Publicações em redes sociais atribuem ao procurador Cleverson Salvador um parecer jurídico apontando irregularidades na votação parcial. Entre os pontos criticados estão:
- Substitutivo do Executivo indevido – o regimento interno prevê que substitutivos só podem ser apresentados por vereador ou comissão (arts. 129 e 158)
- Parecer copiado – o documento lido antes da votação reproduziu quase integralmente o substitutivo, sem análise de impacto ambiental ou turístico
- Urgência especial forçada – vereadores aprovaram requerimento de urgência sem justificativa, contrariando o art. 133
- Votação parcial irregular – alterações do Código Tributário deveriam tramitar em votação única (art. 181)
O parecer da comissão de meio ambiente e comércio foi assinado mesmo após um dos membros, o vereador Daniel Simões, deixar a sessão mais cedo, levantando dúvidas sobre sua validade formal.
Se confirmadas as irregularidades, a aprovação da TPA pode ser contestada judicialmente, potencialmente levando à nulidade da taxa, o que geraria insegurança jurídica e desgaste político. Por isso, é essencial que cidadãos, órgãos de controle e oposição acompanhem o caso de perto.
Sustentabilidade de discurso, não de ação
A TPA surge prometendo “preservar o paraíso” e garantir recursos para o futuro sustentável. Na prática, porém, máquinas operam onde deveria haver preservação, e o poder público que prega cuidado ambiental viola seus próprios princípios ecológicos.

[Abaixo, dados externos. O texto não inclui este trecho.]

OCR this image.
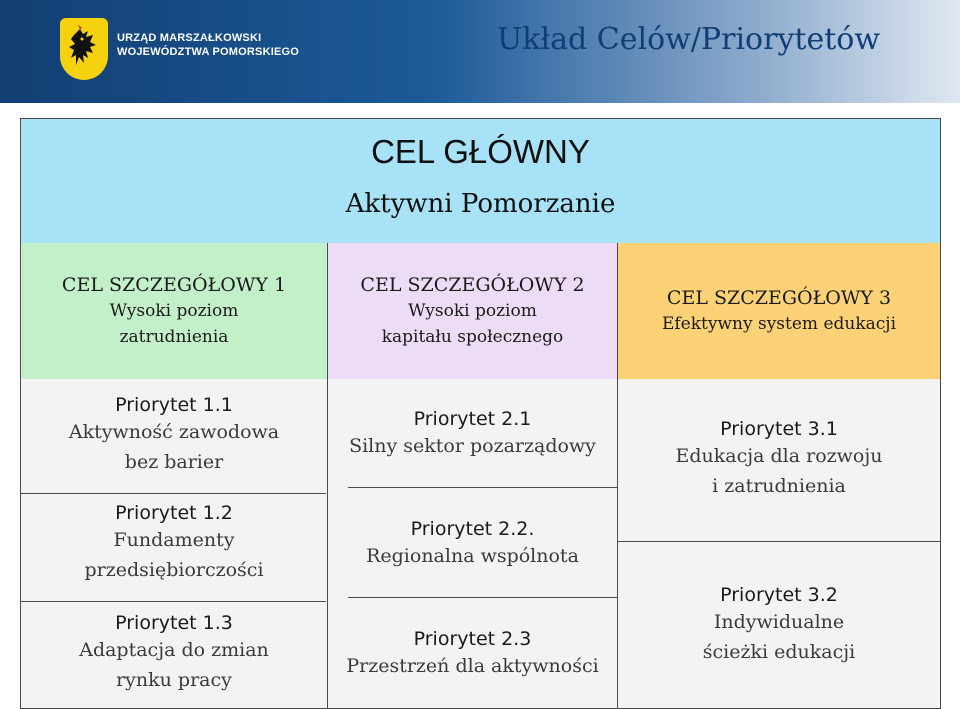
URZĄD MARSZAŁKOWSKI
WOJEWÓDZTWA POMORSKIEGO	Układ Celów/Priorytetów
CEL GŁÓWNY
Aktywni Pomorzanie
CEL SZCZEGÓŁOWY 1
Wysoki poziom
zatrudnienia
CEL SZCZEGÓŁOWY 2
Wysoki poziom
kapitału społecznego
CEL SZCZEGÓŁOWY 3
Efektywny system edukacji
Priorytet 1.1
Aktywność zawodowa
bez barier
Priorytet 1.2
Fundamenty
przedsiębiorczości
Priorytet 1.3
Adaptacja do zmian
rynku pracy
Priorytet 2.1
Silny sektor pozarządowy
Priorytet 2.2.
Regionalna wspólnota
Priorytet 2.3
Przestrzeń dla aktywności
Priorytet 3.1
Edukacja dla rozwoju
i zatrudnienia
Priorytet 3.2
Indywidualne
ścieżki edukacji
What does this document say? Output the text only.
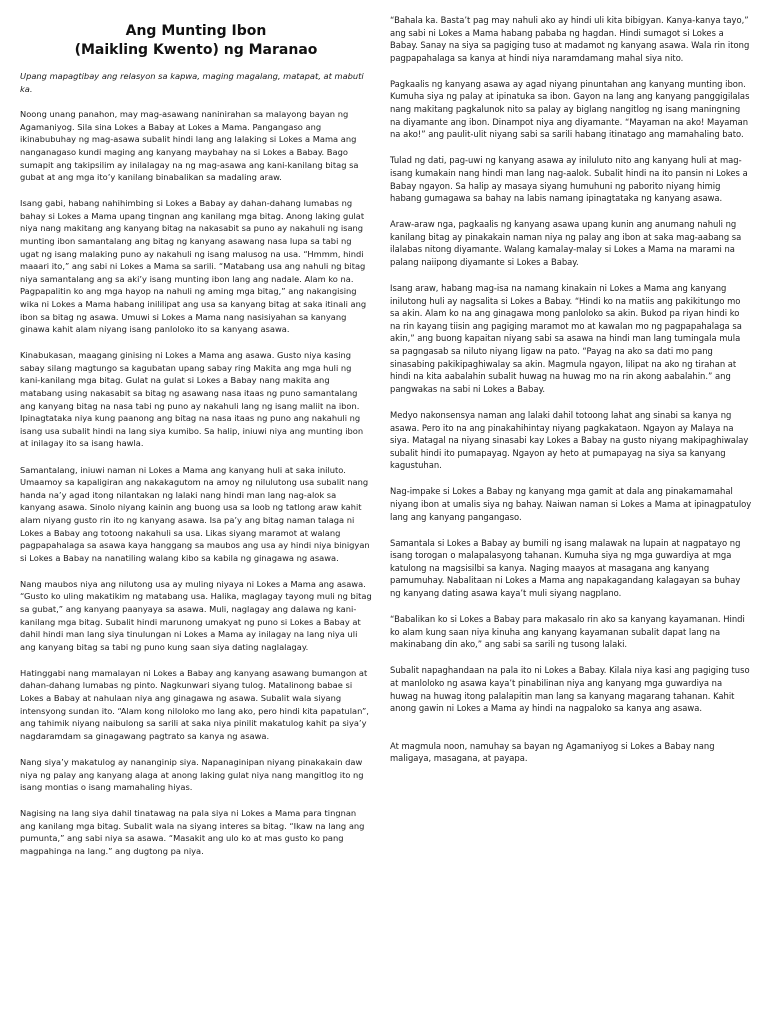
Ang Munting Ibon
(Maikling Kwento) ng Maranao
Upang mapagtibay ang relasyon sa kapwa, maging magalang, matapat, at mabuti ka.

Noong unang panahon, may mag-asawang naninirahan sa malayong bayan ng Agamaniyog. Sila sina Lokes a Babay at Lokes a Mama. Pangangaso ang ikinabubuhay ng mag-asawa subalit hindi lang ang lalaking si Lokes a Mama ang nanganagaso kundi maging ang kanyang maybahay na si Lokes a Babay. Bago sumapit ang takipsilim ay inilalagay na ng mag-asawa ang kani-kanilang bitag sa gubat at ang mga ito’y kanilang binabalikan sa madaling araw.

Isang gabi, habang nahihimbing si Lokes a Babay ay dahan-dahang lumabas ng bahay si Lokes a Mama upang tingnan ang kanilang mga bitag. Anong laking gulat niya nang makitang ang kanyang bitag na nakasabit sa puno ay nakahuli ng isang munting ibon samantalang ang bitag ng kanyang asawang nasa lupa sa tabi ng ugat ng isang malaking puno ay nakahuli ng isang malusog na usa. “Hmmm, hindi maaari ito,” ang sabi ni Lokes a Mama sa sarili. “Matabang usa ang nahuli ng bitag niya samantalang ang sa aki’y isang munting ibon lang ang nadale. Alam ko na. Pagpapalitin ko ang mga hayop na nahuli ng aming mga bitag,” ang nakangising wika ni Lokes a Mama habang inililipat ang usa sa kanyang bitag at saka itinali ang ibon sa bitag ng asawa. Umuwi si Lokes a Mama nang nasisiyahan sa kanyang ginawa kahit alam niyang isang panloloko ito sa kanyang asawa.

Kinabukasan, maagang ginising ni Lokes a Mama ang asawa. Gusto niya kasing sabay silang magtungo sa kagubatan upang sabay ring Makita ang mga huli ng kani-kanilang mga bitag. Gulat na gulat si Lokes a Babay nang makita ang matabang using nakasabit sa bitag ng asawang nasa itaas ng puno samantalang ang kanyang bitag na nasa tabi ng puno ay nakahuli lang ng isang maliit na ibon. Ipinagtataka niya kung paanong ang bitag na nasa itaas ng puno ang nakahuli ng isang usa subalit hindi na lang siya kumibo. Sa halip, iniuwi niya ang munting ibon at inilagay ito sa isang hawla.

Samantalang, iniuwi naman ni Lokes a Mama ang kanyang huli at saka iniluto. Umaamoy sa kapaligiran ang nakakagutom na amoy ng nilulutong usa subalit nang handa na’y agad itong nilantakan ng lalaki nang hindi man lang nag-alok sa kanyang asawa. Sinolo niyang kainin ang buong usa sa loob ng tatlong araw kahit alam niyang gusto rin ito ng kanyang asawa. Isa pa’y ang bitag naman talaga ni Lokes a Babay ang totoong nakahuli sa usa. Likas siyang maramot at walang pagpapahalaga sa asawa kaya hanggang sa maubos ang usa ay hindi niya binigyan si Lokes a Babay na nanatiling walang kibo sa kabila ng ginagawa ng asawa.

Nang maubos niya ang nilutong usa ay muling niyaya ni Lokes a Mama ang asawa. “Gusto ko uling makatikim ng matabang usa. Halika, maglagay tayong muli ng bitag sa gubat,” ang kanyang paanyaya sa asawa. Muli, naglagay ang dalawa ng kani-kanilang mga bitag. Subalit hindi marunong umakyat ng puno si Lokes a Babay at dahil hindi man lang siya tinulungan ni Lokes a Mama ay inilagay na lang niya uli ang kanyang bitag sa tabi ng puno kung saan siya dating naglalagay.

Hatinggabi nang mamalayan ni Lokes a Babay ang kanyang asawang bumangon at dahan-dahang lumabas ng pinto. Nagkunwari siyang tulog. Matalinong babae si Lokes a Babay at nahulaan niya ang ginagawa ng asawa. Subalit wala siyang intensyong sundan ito. “Alam kong niloloko mo lang ako, pero hindi kita papatulan”, ang tahimik niyang naibulong sa sarili at saka niya pinilit makatulog kahit pa siya’y nagdaramdam sa ginagawang pagtrato sa kanya ng asawa.

Nang siya’y makatulog ay nananginip siya. Napanaginipan niyang pinakakain daw niya ng palay ang kanyang alaga at anong laking gulat niya nang mangitlog ito ng isang montias o isang mamahaling hiyas.

Nagising na lang siya dahil tinatawag na pala siya ni Lokes a Mama para tingnan ang kanilang mga bitag. Subalit wala na siyang interes sa bitag. “Ikaw na lang ang pumunta,” ang sabi niya sa asawa. “Masakit ang ulo ko at mas gusto ko pang magpahinga na lang.” ang dugtong pa niya.

“Bahala ka. Basta’t pag may nahuli ako ay hindi uli kita bibigyan. Kanya-kanya tayo,” ang sabi ni Lokes a Mama habang pababa ng hagdan. Hindi sumagot si Lokes a Babay. Sanay na siya sa pagiging tuso at madamot ng kanyang asawa. Wala rin itong pagpapahalaga sa kanya at hindi niya naramdamang mahal siya nito.

Pagkaalis ng kanyang asawa ay agad niyang pinuntahan ang kanyang munting ibon. Kumuha siya ng palay at ipinatuka sa ibon. Gayon na lang ang kanyang panggigilalas nang makitang pagkalunok nito sa palay ay biglang nangitlog ng isang maningning na diyamante ang ibon. Dinampot niya ang diyamante. “Mayaman na ako! Mayaman na ako!” ang paulit-ulit niyang sabi sa sarili habang itinatago ang mamahaling bato.

Tulad ng dati, pag-uwi ng kanyang asawa ay iniluluto nito ang kanyang huli at mag-isang kumakain nang hindi man lang nag-aalok. Subalit hindi na ito pansin ni Lokes a Babay ngayon. Sa halip ay masaya siyang humuhuni ng paborito niyang himig habang gumagawa sa bahay na labis namang ipinagtataka ng kanyang asawa.

Araw-araw nga, pagkaalis ng kanyang asawa upang kunin ang anumang nahuli ng kanilang bitag ay pinakakain naman niya ng palay ang ibon at saka mag-aabang sa ilalabas nitong diyamante. Walang kamalay-malay si Lokes a Mama na marami na palang naiipong diyamante si Lokes a Babay.

Isang araw, habang mag-isa na namang kinakain ni Lokes a Mama ang kanyang inilutong huli ay nagsalita si Lokes a Babay. “Hindi ko na matiis ang pakikitungo mo sa akin. Alam ko na ang ginagawa mong panloloko sa akin. Bukod pa riyan hindi ko na rin kayang tiisin ang pagiging maramot mo at kawalan mo ng pagpapahalaga sa akin,” ang buong kapaitan niyang sabi sa asawa na hindi man lang tumingala mula sa pagngasab sa niluto niyang ligaw na pato. “Payag na ako sa dati mo pang sinasabing pakikipaghiwalay sa akin. Magmula ngayon, lilipat na ako ng tirahan at hindi na kita aabalahin subalit huwag na huwag mo na rin akong aabalahin.” ang pangwakas na sabi ni Lokes a Babay.

Medyo nakonsensya naman ang lalaki dahil totoong lahat ang sinabi sa kanya ng asawa. Pero ito na ang pinakahihintay niyang pagkakataon. Ngayon ay Malaya na siya. Matagal na niyang sinasabi kay Lokes a Babay na gusto niyang makipaghiwalay subalit hindi ito pumapayag. Ngayon ay heto at pumapayag na siya sa kanyang kagustuhan.

Nag-impake si Lokes a Babay ng kanyang mga gamit at dala ang pinakamamahal niyang ibon at umalis siya ng bahay. Naiwan naman si Lokes a Mama at ipinagpatuloy lang ang kanyang pangangaso.

Samantala si Lokes a Babay ay bumili ng isang malawak na lupain at nagpatayo ng isang torogan o malapalasyong tahanan. Kumuha siya ng mga guwardiya at mga katulong na magsisilbi sa kanya. Naging maayos at masagana ang kanyang pamumuhay. Nabalitaan ni Lokes a Mama ang napakagandang kalagayan sa buhay ng kanyang dating asawa kaya’t muli siyang nagplano.

“Babalikan ko si Lokes a Babay para makasalo rin ako sa kanyang kayamanan. Hindi ko alam kung saan niya kinuha ang kanyang kayamanan subalit dapat lang na makinabang din ako,” ang sabi sa sarili ng tusong lalaki.

Subalit napaghandaan na pala ito ni Lokes a Babay. Kilala niya kasi ang pagiging tuso at manloloko ng asawa kaya’t pinabilinan niya ang kanyang mga guwardiya na huwag na huwag itong palalapitin man lang sa kanyang magarang tahanan. Kahit anong gawin ni Lokes a Mama ay hindi na nagpaloko sa kanya ang asawa.

At magmula noon, namuhay sa bayan ng Agamaniyog si Lokes a Babay nang maligaya, masagana, at payapa.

Como ironizam moradores, é bonito falar de sustentabilidade nos decretos — difícil é praticar quando a natureza não vota e o contribuinte não reclama.
O desafio que fica
A TPA entra em vigor como símbolo da nova política ambiental. Mas o verdadeiro teste de sustentabilidade não será o valor arrecadado, e sim como e onde esses recursos serão aplicados.
Quem vai proteger São Sebastião do próprio poder público?